The IEA’s findings are expected to embolden leaders who plan to use the Cop30 talks to push for progress on reaching the global target to triple renewable energy by 2030 and transition away from fossil fuels, agreed to at Cop28 in Dubai.

The Paris-based agency has reportedly come under pressure from US Republicans to use its flagship report to present a more positive future for the fossil fuel industry than in previous forecasts. In response, the IEA reintroduced a scenario from previous reports that offers “a cautious perspective” on the speed of the energy transition.

Dave Jones, the chief analyst of Ember, a thinktank, said this scenario’s assumptions appeared to underestimate the rollout of electric vehicles (EVs), leading to higher forecasts for the consumption of oil than in the IEA’s central scenario. However, a rapid expansion of renewables was “inevitable”, he added.

“Renewables and electrification will dominate the future – and all fossil-importing nations will gain the most by embracing them,” he said.

The IEA found that in all of the scenarios it modelled that renewables would grow faster than any other major energy source, led by a surge in cheap solar power across regions including the Middle East and Asia, which have abundant sunshine.

Trump’s decision to pull support for the US renewable energy sector means that in the IEA’s central scenario the US will have about 30% less solar power by 2035 than forecast in last year’s report. But at a global level renewables will continue their “rapid expansion”, it said.

Jones added: “There’s a revolution happening right now and it’s in renewables and electrification.

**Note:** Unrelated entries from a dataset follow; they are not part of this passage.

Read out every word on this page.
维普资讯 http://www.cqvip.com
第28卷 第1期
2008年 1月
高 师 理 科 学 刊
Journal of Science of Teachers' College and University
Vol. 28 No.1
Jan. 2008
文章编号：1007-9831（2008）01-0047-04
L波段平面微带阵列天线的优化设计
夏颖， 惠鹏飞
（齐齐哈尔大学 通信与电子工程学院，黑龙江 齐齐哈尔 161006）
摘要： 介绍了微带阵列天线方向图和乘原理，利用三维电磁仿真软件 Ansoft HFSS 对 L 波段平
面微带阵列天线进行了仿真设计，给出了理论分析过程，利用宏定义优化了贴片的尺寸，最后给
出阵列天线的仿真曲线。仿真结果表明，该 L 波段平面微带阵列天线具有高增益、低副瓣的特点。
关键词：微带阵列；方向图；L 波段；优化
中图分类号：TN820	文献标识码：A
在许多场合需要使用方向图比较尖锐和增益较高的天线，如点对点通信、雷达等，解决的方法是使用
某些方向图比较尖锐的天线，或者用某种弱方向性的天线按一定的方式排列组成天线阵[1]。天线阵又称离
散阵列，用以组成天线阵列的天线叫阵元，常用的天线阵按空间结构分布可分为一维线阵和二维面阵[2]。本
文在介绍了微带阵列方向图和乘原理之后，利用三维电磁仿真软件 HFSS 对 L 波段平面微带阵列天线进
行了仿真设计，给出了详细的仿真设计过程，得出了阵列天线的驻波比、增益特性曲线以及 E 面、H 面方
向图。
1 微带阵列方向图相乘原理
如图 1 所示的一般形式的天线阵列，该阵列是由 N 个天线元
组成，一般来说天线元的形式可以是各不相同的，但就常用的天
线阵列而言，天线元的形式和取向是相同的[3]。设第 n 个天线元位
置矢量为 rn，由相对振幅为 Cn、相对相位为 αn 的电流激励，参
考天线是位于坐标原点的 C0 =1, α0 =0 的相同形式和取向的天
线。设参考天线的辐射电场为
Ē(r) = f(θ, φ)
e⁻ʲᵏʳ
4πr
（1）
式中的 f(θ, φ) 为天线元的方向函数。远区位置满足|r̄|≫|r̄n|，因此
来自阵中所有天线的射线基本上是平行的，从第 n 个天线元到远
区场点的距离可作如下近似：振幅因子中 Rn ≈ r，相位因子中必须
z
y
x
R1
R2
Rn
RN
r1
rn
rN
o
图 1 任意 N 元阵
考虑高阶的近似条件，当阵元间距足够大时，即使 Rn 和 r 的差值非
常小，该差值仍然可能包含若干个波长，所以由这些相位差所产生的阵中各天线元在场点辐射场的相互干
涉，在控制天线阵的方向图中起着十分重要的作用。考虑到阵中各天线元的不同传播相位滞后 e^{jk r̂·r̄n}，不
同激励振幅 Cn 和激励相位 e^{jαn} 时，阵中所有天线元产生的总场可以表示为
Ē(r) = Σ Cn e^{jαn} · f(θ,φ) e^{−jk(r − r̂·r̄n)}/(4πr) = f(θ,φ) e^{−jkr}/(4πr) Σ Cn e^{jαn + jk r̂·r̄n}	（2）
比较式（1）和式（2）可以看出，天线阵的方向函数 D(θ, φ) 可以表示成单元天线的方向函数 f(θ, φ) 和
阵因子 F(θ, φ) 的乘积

The evidence on the ground is overwhelming – EV sales are taking off in many emerging countries, solar is permeating even through the Middle East.

“Fossil fuel importing countries are still reeling from the energy crisis and are trying to urgently reduce their reliance on expensive and insecure fossil fuels. The faster [transition] pathways offer a cheaper, more efficient and more secure energy system, while the slower pathways raise global temperatures and bloat energy demand with inefficient burning of fossil fuels.”

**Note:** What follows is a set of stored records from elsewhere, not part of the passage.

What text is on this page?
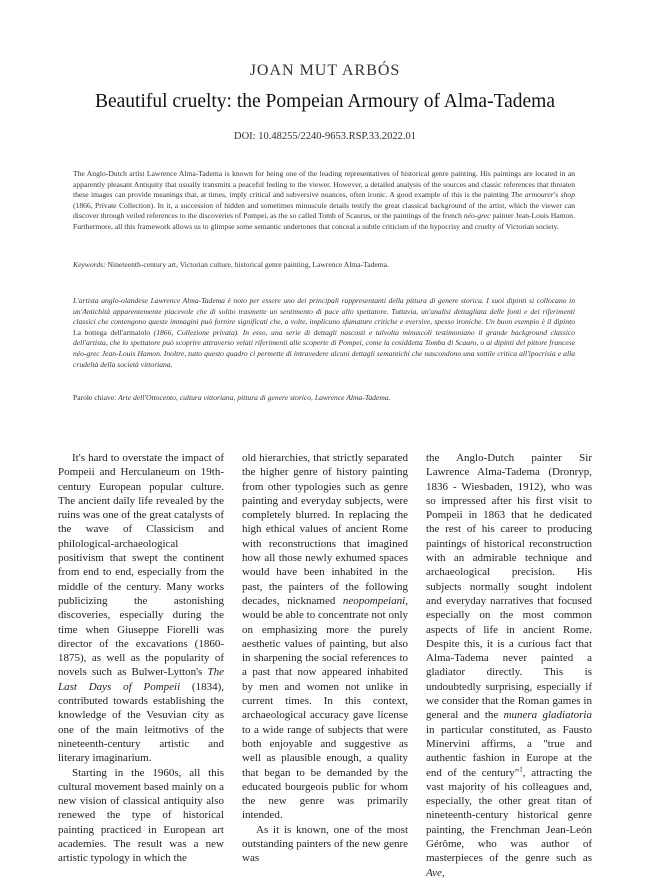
JOAN MUT ARBÓS
Beautiful cruelty: the Pompeian Armoury of Alma-Tadema
DOI: 10.48255/2240-9653.RSP.33.2022.01
The Anglo-Dutch artist Lawrence Alma-Tadema is known for being one of the leading representatives of historical genre painting. His paintings are located in an apparently pleasant Antiquity that usually transmits a peaceful feeling to the viewer. However, a detailed analysis of the sources and classic references that threaten these images can provide meanings that, at times, imply critical and subversive nuances, often ironic. A good example of this is the painting The armourer's shop (1866, Private Collection). In it, a succession of hidden and sometimes minuscule details testify the great classical background of the artist, which the viewer can discover through veiled references to the discoveries of Pompei, as the so called Tomb of Scaurus, or the paintings of the french néo-grec painter Jean-Louis Hamon. Furthermore, all this framework allows us to glimpse some semantic undertones that conceal a subtle criticism of the hypocrisy and cruelty of Victorian society.
Keywords: Nineteenth-century art, Victorian culture, historical genre painting, Lawrence Alma-Tadema.
L'artista anglo-olandese Lawrence Alma-Tadema è noto per essere uno dei principali rappresentanti della pittura di genere storica. I suoi dipinti si collocano in un'Antichità apparentemente piacevole che di solito trasmette un sentimento di pace allo spettatore. Tuttavia, un'analisi dettagliata delle fonti e dei riferimenti classici che contengono queste immagini può fornire significati che, a volte, implicano sfumature critiche e eversive, spesso ironiche. Un buon esempio è il dipinto La bottega dell'armaiolo (1866, Collezione privata). In esso, una serie di dettagli nascosti e talvolta minuscoli testimoniano il grande background classico dell'artista, che lo spettatore può scoprire attraverso velati riferimenti alle scoperte di Pompei, come la cosiddetta Tomba di Scauro, o ai dipinti del pittore francese néo-grec Jean-Louis Hamon. Inoltre, tutto questo quadro ci permette di intravedere alcuni dettagli semantichi che nascondono una sottile critica all'ipocrisia e alla crudeltà della società vittoriana.
Parole chiave: Arte dell'Ottocento, cultura vittoriana, pittura di genere storico, Lawrence Alma-Tadema.

It's hard to overstate the impact of Pompeii and Herculaneum on 19th-century European popular culture. The ancient daily life revealed by the ruins was one of the great catalysts of the wave of Classicism and philological-archaeological positivism that swept the continent from end to end, especially from the middle of the century. Many works publicizing the astonishing discoveries, especially during the time when Giuseppe Fiorelli was director of the excavations (1860-1875), as well as the popularity of novels such as Bulwer-Lytton's The Last Days of Pompeii (1834), contributed towards establishing the knowledge of the Vesuvian city as one of the main leitmotivs of the nineteenth-century artistic and literary imaginarium.

Starting in the 1960s, all this cultural movement based mainly on a new vision of classical antiquity also renewed the type of historical painting practiced in European art academies. The result was a new artistic typology in which the

old hierarchies, that strictly separated the higher genre of history painting from other typologies such as genre painting and everyday subjects, were completely blurred. In replacing the high ethical values of ancient Rome with reconstructions that imagined how all those newly exhumed spaces would have been inhabited in the past, the painters of the following decades, nicknamed neopompeiani, would be able to concentrate not only on emphasizing more the purely aesthetic values of painting, but also in sharpening the social references to a past that now appeared inhabited by men and women not unlike in current times. In this context, archaeological accuracy gave license to a wide range of subjects that were both enjoyable and suggestive as well as plausible enough, a quality that began to be demanded by the educated bourgeois public for whom the new genre was primarily intended.

As it is known, one of the most outstanding painters of the new genre was

the Anglo-Dutch painter Sir Lawrence Alma-Tadema (Dronryp, 1836 - Wiesbaden, 1912), who was so impressed after his first visit to Pompeii in 1863 that he dedicated the rest of his career to producing paintings of historical reconstruction with an admirable technique and archaeological precision. His subjects normally sought indolent and everyday narratives that focused especially on the most common aspects of life in ancient Rome. Despite this, it is a curious fact that Alma-Tadema never painted a gladiator directly. This is undoubtedly surprising, especially if we consider that the Roman games in general and the munera gladiatoria in particular constituted, as Fausto Minervini affirms, a "true and authentic fashion in Europe at the end of the century"$^1$, attracting the vast majority of his colleagues and, especially, the other great titan of nineteenth-century historical genre painting, the Frenchman Jean-León Gérôme, who was author of masterpieces of the genre such as Ave,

Mariana Paoli, the head of advocacy for Christian Aid, said wealthy nations should use Cop30 to commit to ending fossil fuel investment and boosting climate finance.

“The IEA’s report confirms what many climate-vulnerable communities have known for years: the fossil fuel era is ending but governments are still dragging their feet when it comes to building the clean energy systems that need to replace it. Oil and coal are peaking, renewables are surging, yet public money continues to flow into new fossil fuel projects that the IEA itself says we simply don’t need,” Paoli said.